Isis forced children 'to cut body parts from captured combatants' in Mosul
Harrowing stories are emerging from the newly-liberated city Mosul after it's recapture.
Isis militants forced children in the embattled city of Mosul to cut off body parts from captured combatants, say survivors of their brutal regime.
Mosul, in northern Iraq, has been the scene of ferocious fighting since Kurdish forces and the Iraqi army began an assault on the largest city under Isis control in October last year.
Australian news network SBS produced a programme called 'Dateline' which highlighted some of the horrific treatment children have had to endure.
Five-year-old Shadi, his older sister Hadya, eleven, and their brother Fadi, 9, are among those displaced.
"He came along and said, 'You cut off a foot, you cut off an arm, and you slash his face with a knife,'" Hadya explained. "[He said] 'Otherwise I'll take you away from your mother and kill you all.'"
"We were scared to refuse, we were each given a machete. I had to cut his hand off. I did it." [Fadi] had to cut his feet off. Shadi had to cut his face with a knife."
According to the children, the injured man died: "when Shadi stabbed him in the eye."
The report said that an advert placed on an online jihadi marketplace outlined the treatment some children faced in the so-called Caliphate.
"Deflowered slave for sale, age 13," the advert reportedly read. "Body: slim, tall. Price: $9,000."
The network also spoke to child soldier, Ayad, 12, who spoke of his training and life as a so-called 'Cub of the Caliphate'.
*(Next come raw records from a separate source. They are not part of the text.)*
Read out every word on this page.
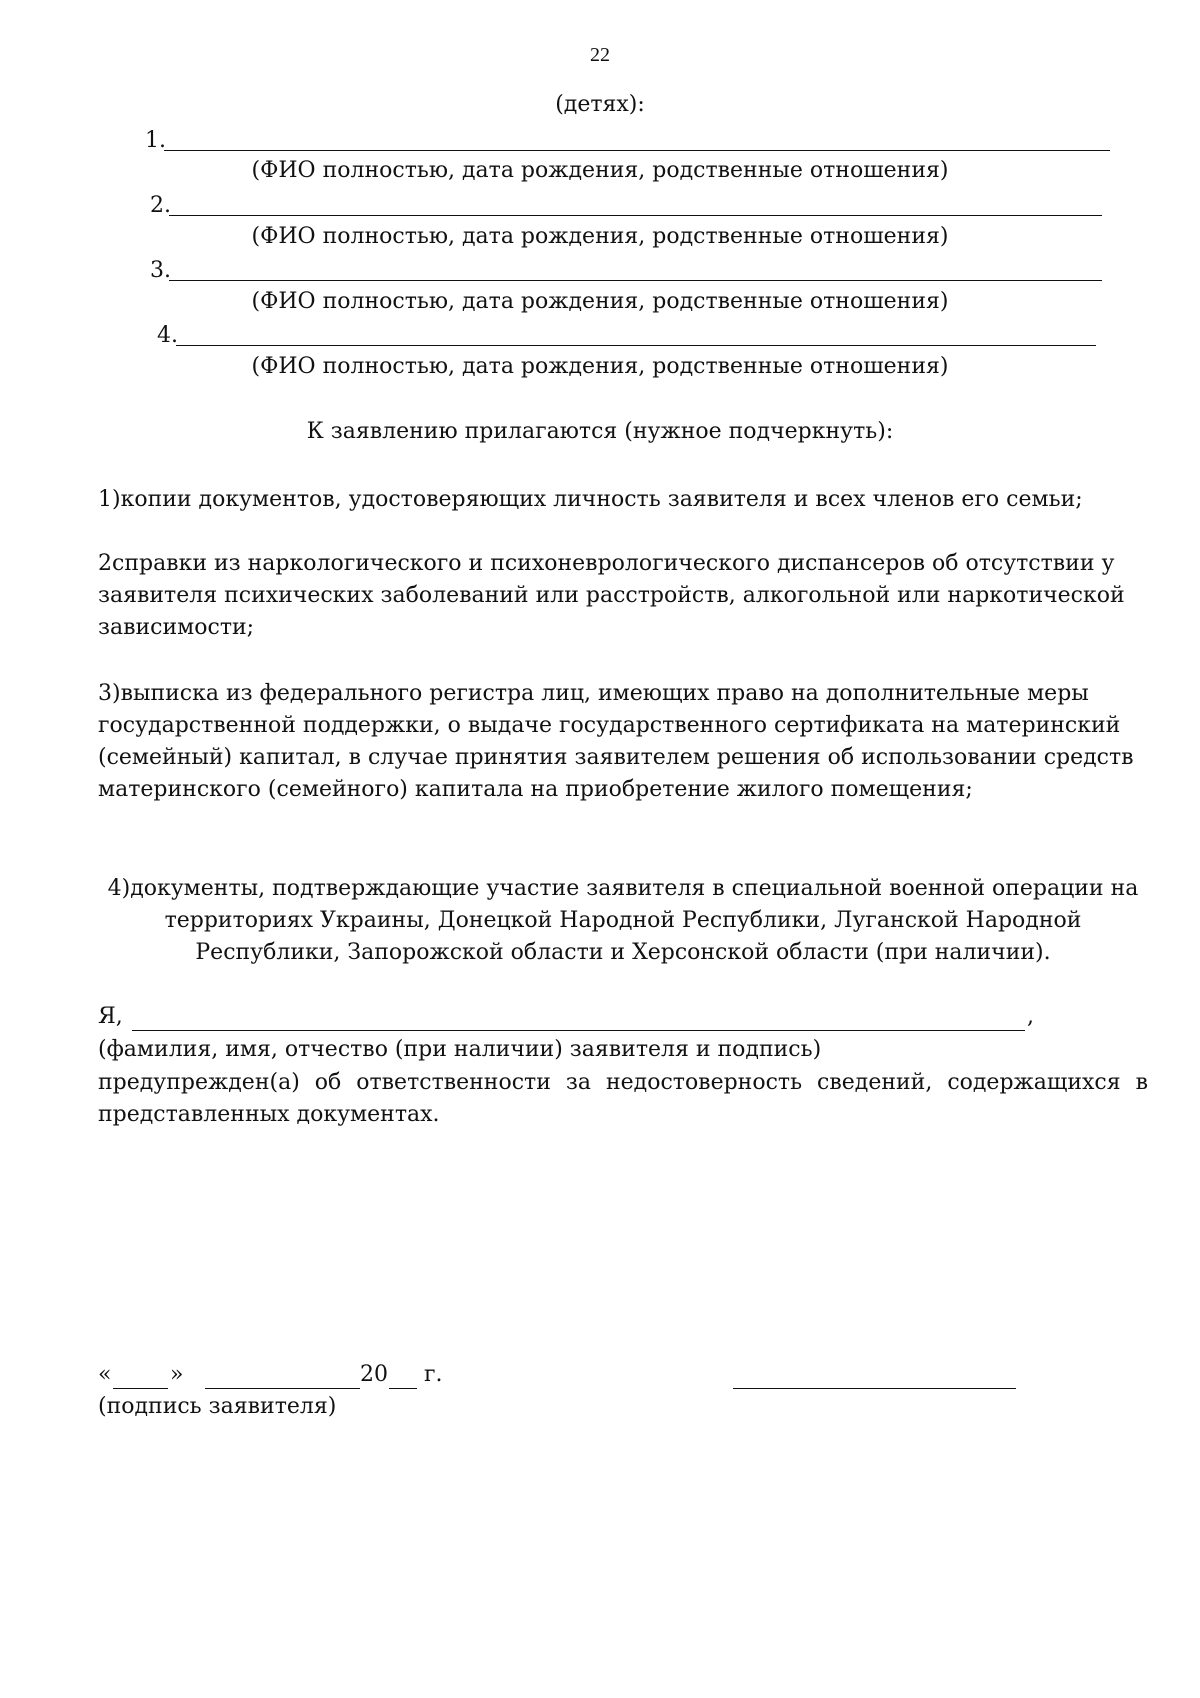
22
(детях):
1.
(ФИО полностью, дата рождения, родственные отношения)
2.
(ФИО полностью, дата рождения, родственные отношения)
3.
(ФИО полностью, дата рождения, родственные отношения)
4.
(ФИО полностью, дата рождения, родственные отношения)
К заявлению прилагаются (нужное подчеркнуть):
1)копии документов, удостоверяющих личность заявителя и всех членов его семьи;
2справки из наркологического и психоневрологического диспансеров об отсутствии у заявителя психических заболеваний или расстройств, алкогольной или наркотической зависимости;
3)выписка из федерального регистра лиц, имеющих право на дополнительные меры государственной поддержки, о выдаче государственного сертификата на материнский (семейный) капитал, в случае принятия заявителем решения об использовании средств материнского (семейного) капитала на приобретение жилого помещения;
4)документы, подтверждающие участие заявителя в специальной военной операции на территориях Украины, Донецкой Народной Республики, Луганской Народной Республики, Запорожской области и Херсонской области (при наличии).
Я,	,
(фамилия, имя, отчество (при наличии) заявителя и подпись)
предупрежден(а) об ответственности за недостоверность сведений, содержащихся в представленных документах.
«	»	20 г.
(подпись заявителя)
He said: "We were woken up at 4am. We had to wash and pray. After prayers, we had to read the Koran and then came training. We were taught to plant explosives.
"They said that with bombs, your first mistake would be your last. They'd beat us with electric cable if we didn't learn our lessons. They fired close to our feet to make us run faster."
Once a city of 1.5m people, three years after Mosul was overran by the jihadists, the United Nations (UN) says that the humanitarian crisis has seen more than 897,000 people displaced from the city.
It is believed it may take years for the residents to return due to "extensive damage caused during the conflict."
Amnesty International have reported that the extremists used civilians as human shields and hung bodies from electricity pylons to warn others attempting to flee, while airstrikes from above have blown the city apart.
On Sunday (9 July) Iraq's Prime Minister Haider al-Abadi declared "total victory" over Isis in a visit to the city to congratulate troops.